Но доставать его пока не торопился. Должно быть, хотел сначала с ефрейтором как следует разобраться.

– Ты ведь даже понятия не имеешь, человечек, в какие варианты реальности я могу тебя закинуть, – он поднял щупальце со Стецуком повыше и покачал им туда-сюда, как будто прицеливаясь. – Что ты скажешь, например, о мире, в котором нет ничего, кроме боли? Ты будешь испытывать вечные муки. Страдать, зная, что спасения не будет. И, в конце концов, когда твой разум будет окончательно выжжен болью, ты, быть может, научишься принимать страдания за блаженство. И тогда я зашвырну тебя в мир неземных наслаждений, которые для тебя обратятся мукой. И это будет продолжаться до тех пор, пока ты не забудешь все слова, что когда-либо знал, и будешь без умолку повторять лишь одно мое древнее имя.

– Тебя, часом, не Ублюдочным Ублюдком кличут? – криво усмехнулся Стецук.

– Ну, все, – старик подкинул Стецука на пару метров вверх и снова поймал, как мяч перед броском. – Ты исчерпал отпущенный тебе лимит моего внимания, так и не сказав ничего дельного.

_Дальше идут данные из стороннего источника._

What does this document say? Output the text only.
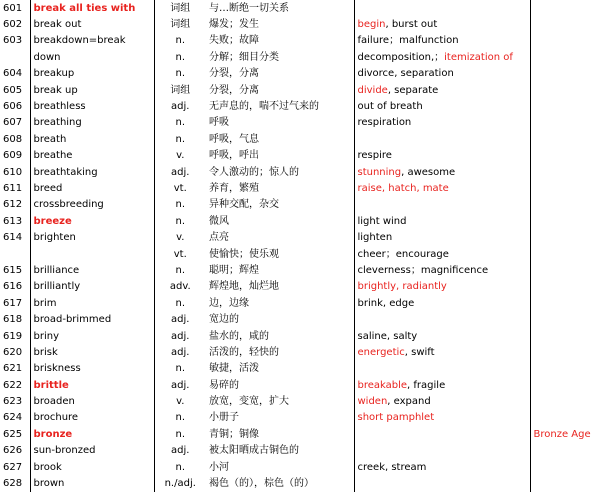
601	break all ties with	词组	与…断绝一切关系		
602	break out	词组	爆发；发生	begin, burst out	
603	breakdown=break	n.	失败；故障	failure；malfunction	
	down	n.	分解；细目分类	decomposition,；itemization of	
604	breakup	n.	分裂，分离	divorce, separation	
605	break up	词组	分裂，分离	divide, separate	
606	breathless	adj.	无声息的，喘不过气来的	out of breath	
607	breathing	n.	呼吸	respiration	
608	breath	n.	呼吸，气息		
609	breathe	v.	呼吸，呼出	respire	
610	breathtaking	adj.	令人激动的；惊人的	stunning, awesome	
611	breed	vt.	养育，繁殖	raise, hatch, mate	
612	crossbreeding	n.	异种交配，杂交		
613	breeze	n.	微风	light wind	
614	brighten	v.	点亮	lighten	
		vt.	使愉快；使乐观	cheer；encourage	
615	brilliance	n.	聪明；辉煌	cleverness；magnificence	
616	brilliantly	adv.	辉煌地，灿烂地	brightly, radiantly	
617	brim	n.	边，边缘	brink, edge	
618	broad-brimmed	adj.	宽边的		
619	briny	adj.	盐水的，咸的	saline, salty	
620	brisk	adj.	活泼的，轻快的	energetic, swift	
621	briskness	n.	敏捷，活泼		
622	brittle	adj.	易碎的	breakable, fragile	
623	broaden	v.	放宽，变宽，扩大	widen, expand	
624	brochure	n.	小册子	short pamphlet	
625	bronze	n.	青铜；铜像		Bronze Age
626	sun-bronzed	adj.	被太阳晒成古铜色的		
627	brook	n.	小河	creek, stream	
628	brown	n./adj.	褐色（的），棕色（的）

Теперь я говорю тебе пока, бывай, прощай, аривидерчи…

– Постой! – вскинула руку Тарья.

– Это ты мне, девушка? – удивленно посмотрел на нее старик.

– Ты отпустишь его, если я назову твое имя?

– Не пытайся тянуть время…

– Я хочу назвать имя!

– Мое древнее имя?

– Да!

– Если ты попробуешь меня обмануть…

– Я назову имя!

– Хорошо. – Старик поставил Стецука пятками на траву. Однако щупальце, опутывающее его, не распустил. – Давай сыграем в эту игру. Если ты назовешь мое имя, я отпущу его. Да еще и того, последнего, вытащу. Если же ошибешься, я всех вас отправлю следом за этим хамом.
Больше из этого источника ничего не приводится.